Friday, January 8, 2010
Interview: Jennifer Hubbard (Author of The Secret Year)
A Brief Biography (from Amazon):
Jennifer R. Hubbard grew up in New England and now lives in the Philadelphia area. She is a hiker, a chocolate lover, and a night person who believes that mornings were meant to be slept through.
She's been writing since the age of six, when she used to write and illustrate her own picture books. In high school, she considered it fun to come home from school and write novels in discount spiral-bound notebooks.
She had her first short story published when she was seventeen. Her short fiction has appeared in literary magazines. Her first book, the contemporary young-adult novel THE SECRET YEAR, will be published by Viking.
What inspired the premise of THE SECRET YEAR?
I’m not sure where the idea came from. I had an idea about a secret relationship that ended in death, with a notebook about the relationship left behind. I wasn’t sure what was in the notebook or why the relationship had to be secret, so I wrote the story to find out.
Colt is a bit younger than Julia; does this detail serve a particular purpose in the novel?
I think it enhances the inequality in their relationship, the sense Colt often has that he is one step below Julia. On the surface, the characters use that inequality for dramatic effect, while deceiving themselves about the real impact it has on them. But I would love to hear readers’ thoughts on that.
I felt that the order in which passages of Julia’s diary were revealed were integral to understanding Julia and Colt’s relationship; did you outline/plan this from the beginning or was revision and rewriting a major influence?
As I wrote, I found that many of the journal passages from Julia’s past related to whatever was going on in Colt’s life when he read them. When I noticed that, I immediately thought it was a good idea to continue, and so it went from being an unconscious strategy to a conscious one.
Did you do any research while writing TSY? If yes, please explain.
Much of what appears in TSY is based on “incidental research”—things I’ve experienced myself that I used in the book. I’ve lived most of my life near rivers and creeks; I’ve shot a target rifle; I’ve seen bittersweet in the late fall. But for the details of Julia’s fatal accident, I did do some research on auto crashes, and statistics on survival related to the use of safety belts and airbags.
What was the most difficult aspect of writing TSY?
Getting the ending right. I probably rewrote that more than any other part of the book. Originally, the book went on too long, and started introducing new plots rather than just wrapping up the storyline of this one. I also had critiquers arguing about whether Colt should end up with Kirby, or Syd, or nobody.
Did you always want to be a novelist?
I always wanted to write.
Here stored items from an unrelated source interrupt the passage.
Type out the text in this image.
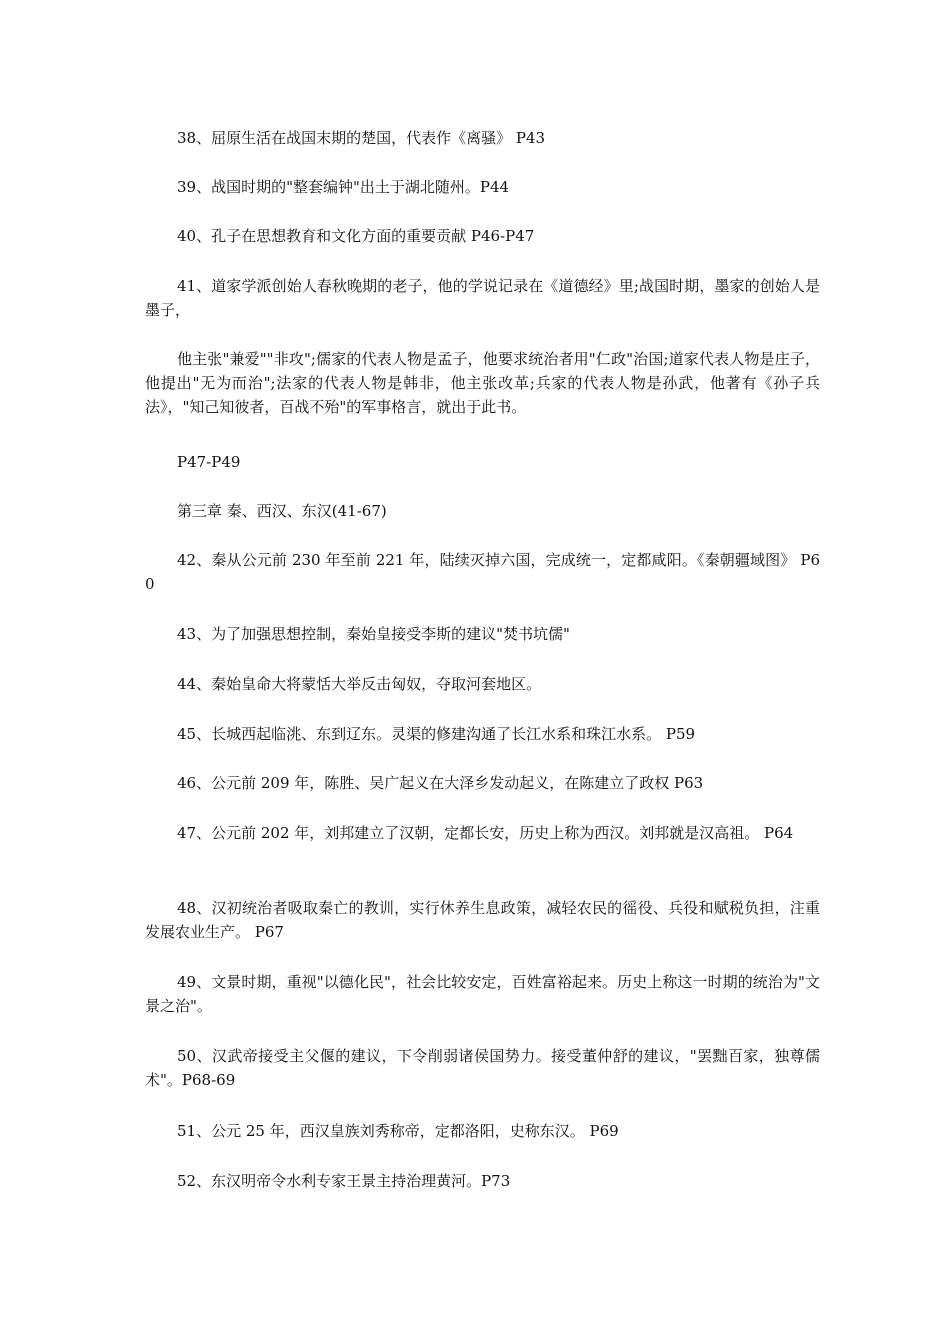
38、屈原生活在战国末期的楚国，代表作《离骚》 P43

39、战国时期的"整套编钟"出土于湖北随州。P44

40、孔子在思想教育和文化方面的重要贡献 P46-P47

41、道家学派创始人春秋晚期的老子，他的学说记录在《道德经》里;战国时期，墨家的创始人是墨子，

他主张"兼爱""非攻";儒家的代表人物是孟子，他要求统治者用"仁政"治国;道家代表人物是庄子，他提出"无为而治";法家的代表人物是韩非，他主张改革;兵家的代表人物是孙武，他著有《孙子兵法》，"知己知彼者，百战不殆"的军事格言，就出于此书。

P47-P49

第三章 秦、西汉、东汉(41-67)

42、秦从公元前 230 年至前 221 年，陆续灭掉六国，完成统一，定都咸阳。《秦朝疆域图》 P60

43、为了加强思想控制，秦始皇接受李斯的建议"焚书坑儒"

44、秦始皇命大将蒙恬大举反击匈奴，夺取河套地区。

45、长城西起临洮、东到辽东。灵渠的修建沟通了长江水系和珠江水系。 P59

46、公元前 209 年，陈胜、吴广起义在大泽乡发动起义，在陈建立了政权 P63

47、公元前 202 年，刘邦建立了汉朝，定都长安，历史上称为西汉。刘邦就是汉高祖。 P64

48、汉初统治者吸取秦亡的教训，实行休养生息政策，减轻农民的徭役、兵役和赋税负担，注重发展农业生产。 P67

49、文景时期，重视"以德化民"，社会比较安定，百姓富裕起来。历史上称这一时期的统治为"文景之治"。

50、汉武帝接受主父偃的建议，下令削弱诸侯国势力。接受董仲舒的建议，"罢黜百家，独尊儒术"。P68-69

51、公元 25 年，西汉皇族刘秀称帝，定都洛阳，史称东汉。 P69

52、东汉明帝令水利专家王景主持治理黄河。P73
For years, I wrote and sold short stories, and though I tried novels, I wasn’t sure I would be able to write a publishable book-length manuscript. It took practice.
What jobs did you have on your way to being a writer? Did they help you in any way as a writer?
Every job and every experience helps in some way, I think. You have to have something to write about. Most of my day jobs have involved science, but I’ve also worked in a restaurant and done baby-sitting.
When and where do you usually write?
Evenings, weekends, and days off. I usually write on the computer in a spare bedroom of our house; it has become my writing office. But if we’re traveling, I write longhand in notebooks. The last time I was on a writing retreat, I wrote on a borrowed laptop.
Is there something that is a must have for you to be able to write?
Ideas! I prefer to write here in my office, on my computer, with my music on. But I can write elsewhere if I have to; all I need is something to say and a way to write it down.
What author or book most influenced you as a writer or in general?
In terms of influence, probably Jack Kerouac. There’s something about the spontaneity of his voice that excited me as a writer. But I love to read, and I read widely; there are very few genres that I never read. On my shelves right now, I have chapter books, middle-grade novels, YA books, adult classics, adult bestsellers, poetry, short stories, literary magazines, essays, and plays. I have books about history, travel, business, science; I have humor and biographies.
Can you tell us anything about your next YA novel(s)?
Only that I continue to work with contemporary, realistic stories.
The Hiding Spot is dedicated to my personal hiding spot, books. Is there a place, activity, or person that is your hiding spot?
I love the woods, where I hike regularly.
Anything else you would like to share with us?
Thanks for having me, and asking such great questions!